On May 21, 2018, the Supreme Court of the United States settled the contentious class action waiver issue that has riled courts for the past six years. In a 5-4 opinion, the Court upheld class action waivers in arbitration agreements. Relying heavily on the text of the Federal Arbitration Act (FAA) and “a congressional command requiring us to enforce, not override, the terms of the arbitration agreements before us,” the Court ruled that the FAA instructs “federal courts to enforce arbitration agreements according to their terms—including terms providing for individualized proceedings.” The Court also reasoned that neither the FAA’s savings clause nor the National Labor Relations Act (NLRA) contravenes this conclusion. Epic Systems Corporation v. Lewis, Supreme Court of the United States, Nos. 16–285, 16–300, 16–307 (May 21, 2018).
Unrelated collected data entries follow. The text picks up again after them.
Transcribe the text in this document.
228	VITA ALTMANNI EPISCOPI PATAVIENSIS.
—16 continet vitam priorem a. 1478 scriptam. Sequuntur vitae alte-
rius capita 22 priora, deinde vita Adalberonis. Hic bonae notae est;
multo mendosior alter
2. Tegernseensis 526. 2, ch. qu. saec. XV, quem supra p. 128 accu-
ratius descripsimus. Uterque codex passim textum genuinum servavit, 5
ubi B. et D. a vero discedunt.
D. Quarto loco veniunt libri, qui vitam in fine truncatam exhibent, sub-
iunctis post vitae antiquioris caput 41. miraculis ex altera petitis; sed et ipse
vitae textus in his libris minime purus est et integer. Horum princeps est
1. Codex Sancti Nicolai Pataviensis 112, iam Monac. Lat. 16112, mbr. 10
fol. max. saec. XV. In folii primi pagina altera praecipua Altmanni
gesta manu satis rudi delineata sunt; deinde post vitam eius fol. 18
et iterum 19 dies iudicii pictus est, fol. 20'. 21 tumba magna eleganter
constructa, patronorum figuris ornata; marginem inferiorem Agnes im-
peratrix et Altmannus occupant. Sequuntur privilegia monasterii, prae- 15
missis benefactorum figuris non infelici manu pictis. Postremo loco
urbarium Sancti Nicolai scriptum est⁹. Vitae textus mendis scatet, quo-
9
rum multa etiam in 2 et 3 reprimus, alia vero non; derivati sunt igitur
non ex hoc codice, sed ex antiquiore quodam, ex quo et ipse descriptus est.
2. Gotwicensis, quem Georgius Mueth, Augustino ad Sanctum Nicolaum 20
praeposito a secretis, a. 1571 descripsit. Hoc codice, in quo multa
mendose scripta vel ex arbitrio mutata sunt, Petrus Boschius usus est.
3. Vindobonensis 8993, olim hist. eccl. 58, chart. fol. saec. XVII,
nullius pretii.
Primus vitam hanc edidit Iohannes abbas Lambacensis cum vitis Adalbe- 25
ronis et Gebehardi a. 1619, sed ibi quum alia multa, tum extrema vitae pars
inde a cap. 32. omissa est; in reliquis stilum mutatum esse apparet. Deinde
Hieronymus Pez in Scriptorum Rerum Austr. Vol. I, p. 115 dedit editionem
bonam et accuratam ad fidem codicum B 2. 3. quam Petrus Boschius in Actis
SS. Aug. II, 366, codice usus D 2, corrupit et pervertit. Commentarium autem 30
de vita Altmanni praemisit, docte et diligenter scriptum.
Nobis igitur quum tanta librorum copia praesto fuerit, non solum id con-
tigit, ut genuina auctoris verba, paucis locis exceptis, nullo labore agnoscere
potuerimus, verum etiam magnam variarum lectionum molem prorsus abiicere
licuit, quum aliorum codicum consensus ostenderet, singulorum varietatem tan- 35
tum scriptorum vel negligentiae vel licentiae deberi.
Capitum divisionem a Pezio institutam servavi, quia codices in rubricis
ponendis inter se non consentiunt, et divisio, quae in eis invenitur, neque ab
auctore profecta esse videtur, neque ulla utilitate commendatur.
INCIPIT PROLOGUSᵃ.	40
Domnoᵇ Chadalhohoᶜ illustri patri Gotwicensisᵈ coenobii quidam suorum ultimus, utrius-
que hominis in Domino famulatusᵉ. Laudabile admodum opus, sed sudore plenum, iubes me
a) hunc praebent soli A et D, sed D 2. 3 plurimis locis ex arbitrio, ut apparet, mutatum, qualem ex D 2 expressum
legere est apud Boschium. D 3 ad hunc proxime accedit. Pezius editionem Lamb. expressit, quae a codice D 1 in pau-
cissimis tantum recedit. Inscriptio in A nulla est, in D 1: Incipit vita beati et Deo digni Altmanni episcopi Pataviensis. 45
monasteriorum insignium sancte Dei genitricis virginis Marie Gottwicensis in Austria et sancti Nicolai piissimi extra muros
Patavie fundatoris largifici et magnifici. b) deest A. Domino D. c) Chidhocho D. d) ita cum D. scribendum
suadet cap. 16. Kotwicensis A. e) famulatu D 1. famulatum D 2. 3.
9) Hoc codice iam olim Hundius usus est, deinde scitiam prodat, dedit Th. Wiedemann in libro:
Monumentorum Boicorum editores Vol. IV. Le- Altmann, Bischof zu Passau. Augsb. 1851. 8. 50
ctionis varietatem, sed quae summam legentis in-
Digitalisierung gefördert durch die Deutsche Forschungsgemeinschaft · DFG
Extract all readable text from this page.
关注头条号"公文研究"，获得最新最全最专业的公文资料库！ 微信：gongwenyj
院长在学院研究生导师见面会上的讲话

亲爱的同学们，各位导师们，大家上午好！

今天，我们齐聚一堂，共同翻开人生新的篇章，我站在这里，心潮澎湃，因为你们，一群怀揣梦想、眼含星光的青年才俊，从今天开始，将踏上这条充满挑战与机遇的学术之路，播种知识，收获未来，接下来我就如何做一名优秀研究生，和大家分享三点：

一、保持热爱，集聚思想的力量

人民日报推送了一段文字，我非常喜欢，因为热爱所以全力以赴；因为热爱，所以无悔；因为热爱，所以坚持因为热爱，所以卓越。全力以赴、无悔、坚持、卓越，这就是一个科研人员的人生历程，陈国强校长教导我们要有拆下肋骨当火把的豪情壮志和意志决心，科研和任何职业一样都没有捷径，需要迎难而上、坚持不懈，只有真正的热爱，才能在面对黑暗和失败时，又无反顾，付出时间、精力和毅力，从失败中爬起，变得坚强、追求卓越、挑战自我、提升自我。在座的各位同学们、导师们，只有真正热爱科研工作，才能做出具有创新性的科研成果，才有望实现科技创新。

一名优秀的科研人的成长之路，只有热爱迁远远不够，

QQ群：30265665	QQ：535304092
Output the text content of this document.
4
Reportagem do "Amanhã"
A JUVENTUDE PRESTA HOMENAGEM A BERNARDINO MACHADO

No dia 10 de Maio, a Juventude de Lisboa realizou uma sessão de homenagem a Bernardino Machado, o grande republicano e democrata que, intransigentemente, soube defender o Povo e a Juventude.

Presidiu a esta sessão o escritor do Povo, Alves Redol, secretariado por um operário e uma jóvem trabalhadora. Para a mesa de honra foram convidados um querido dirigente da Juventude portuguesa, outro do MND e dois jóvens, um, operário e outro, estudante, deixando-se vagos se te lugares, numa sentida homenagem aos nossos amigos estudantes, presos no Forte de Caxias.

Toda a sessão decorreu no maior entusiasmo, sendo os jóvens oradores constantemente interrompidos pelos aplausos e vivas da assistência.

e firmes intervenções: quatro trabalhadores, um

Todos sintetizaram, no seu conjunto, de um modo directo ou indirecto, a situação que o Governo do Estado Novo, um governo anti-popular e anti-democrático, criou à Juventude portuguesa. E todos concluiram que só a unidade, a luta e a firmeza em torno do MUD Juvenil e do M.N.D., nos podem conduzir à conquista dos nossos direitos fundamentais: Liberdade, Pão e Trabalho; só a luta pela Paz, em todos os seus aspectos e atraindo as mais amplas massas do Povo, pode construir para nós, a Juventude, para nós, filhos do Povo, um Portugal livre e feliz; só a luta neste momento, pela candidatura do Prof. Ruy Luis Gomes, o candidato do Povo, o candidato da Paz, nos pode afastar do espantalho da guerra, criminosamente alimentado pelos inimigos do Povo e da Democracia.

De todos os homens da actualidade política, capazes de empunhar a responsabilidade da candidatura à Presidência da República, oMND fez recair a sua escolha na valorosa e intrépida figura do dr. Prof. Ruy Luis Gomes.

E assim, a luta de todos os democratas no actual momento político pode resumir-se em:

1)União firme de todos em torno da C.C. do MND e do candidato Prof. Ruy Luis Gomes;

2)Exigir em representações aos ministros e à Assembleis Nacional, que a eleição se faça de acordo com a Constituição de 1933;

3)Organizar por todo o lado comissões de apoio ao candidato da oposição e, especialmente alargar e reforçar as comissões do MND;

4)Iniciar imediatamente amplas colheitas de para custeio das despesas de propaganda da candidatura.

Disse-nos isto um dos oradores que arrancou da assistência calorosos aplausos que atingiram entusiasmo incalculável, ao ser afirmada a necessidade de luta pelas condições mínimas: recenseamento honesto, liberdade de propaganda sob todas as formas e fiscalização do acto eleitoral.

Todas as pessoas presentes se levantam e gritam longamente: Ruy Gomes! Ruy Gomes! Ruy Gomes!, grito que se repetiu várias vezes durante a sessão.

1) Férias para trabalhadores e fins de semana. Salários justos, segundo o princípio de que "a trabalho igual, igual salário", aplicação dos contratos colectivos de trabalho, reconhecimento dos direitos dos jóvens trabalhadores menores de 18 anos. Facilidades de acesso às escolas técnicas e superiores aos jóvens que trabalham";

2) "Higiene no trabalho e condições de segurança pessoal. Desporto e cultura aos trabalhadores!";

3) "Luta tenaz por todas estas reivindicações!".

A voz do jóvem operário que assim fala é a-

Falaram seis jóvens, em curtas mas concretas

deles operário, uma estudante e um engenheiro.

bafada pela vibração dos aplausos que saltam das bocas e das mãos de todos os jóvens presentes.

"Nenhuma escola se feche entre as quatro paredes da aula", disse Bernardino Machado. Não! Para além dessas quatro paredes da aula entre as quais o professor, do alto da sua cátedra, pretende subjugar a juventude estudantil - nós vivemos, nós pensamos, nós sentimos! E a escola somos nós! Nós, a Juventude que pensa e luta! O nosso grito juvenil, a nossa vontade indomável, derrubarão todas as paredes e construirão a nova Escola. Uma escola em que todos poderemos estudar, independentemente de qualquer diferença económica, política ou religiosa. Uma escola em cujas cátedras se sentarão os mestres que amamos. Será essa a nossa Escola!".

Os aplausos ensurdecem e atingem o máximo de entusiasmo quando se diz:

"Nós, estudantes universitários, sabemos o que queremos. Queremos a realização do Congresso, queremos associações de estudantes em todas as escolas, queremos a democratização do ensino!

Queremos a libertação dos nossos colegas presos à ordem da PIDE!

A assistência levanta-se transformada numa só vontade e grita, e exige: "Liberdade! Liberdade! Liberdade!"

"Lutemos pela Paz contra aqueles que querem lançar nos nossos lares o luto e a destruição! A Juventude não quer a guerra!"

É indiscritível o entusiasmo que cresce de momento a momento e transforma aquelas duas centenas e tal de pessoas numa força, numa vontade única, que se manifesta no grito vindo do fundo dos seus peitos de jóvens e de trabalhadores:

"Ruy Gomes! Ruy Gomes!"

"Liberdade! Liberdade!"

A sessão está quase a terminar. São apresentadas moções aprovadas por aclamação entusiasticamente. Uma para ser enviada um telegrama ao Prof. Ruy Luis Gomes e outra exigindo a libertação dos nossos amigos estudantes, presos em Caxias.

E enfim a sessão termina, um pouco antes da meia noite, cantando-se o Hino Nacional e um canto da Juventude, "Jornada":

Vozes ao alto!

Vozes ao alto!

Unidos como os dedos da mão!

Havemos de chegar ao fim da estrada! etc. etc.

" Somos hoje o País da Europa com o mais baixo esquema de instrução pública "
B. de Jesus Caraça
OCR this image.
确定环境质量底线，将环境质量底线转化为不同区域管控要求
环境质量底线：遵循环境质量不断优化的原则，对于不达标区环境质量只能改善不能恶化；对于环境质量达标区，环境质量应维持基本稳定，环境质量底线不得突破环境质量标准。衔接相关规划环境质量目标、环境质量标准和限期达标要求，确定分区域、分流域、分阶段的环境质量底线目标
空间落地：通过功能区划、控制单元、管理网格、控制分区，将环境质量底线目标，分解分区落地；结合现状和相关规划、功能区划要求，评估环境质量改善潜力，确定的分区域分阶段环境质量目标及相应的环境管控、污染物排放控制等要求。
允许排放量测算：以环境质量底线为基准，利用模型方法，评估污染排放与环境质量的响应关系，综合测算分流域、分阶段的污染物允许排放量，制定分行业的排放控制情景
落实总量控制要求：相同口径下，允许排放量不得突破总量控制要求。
This is great news for employers but it is not a panacea. Employers should focus on paying employees in accordance with the law and allowing breaks, rest periods, leaves of absence, compliance with ADA and worker’s compensation issues. All State and Federal labor laws remain in play. This decision only opens the door to require the use of Arbitration to settle legal disputes (at your expense). It also reduces the use of class action law suits started by a dispute with an individual.
We will be discussing this with some of our customers in the near future. An Arbitration Agreement is not for all employers and may actually create costs you are not ready to pay, so we must be careful in the application of this policy. I am sure we will be hearing more about this judgement in the days and weeks ahead.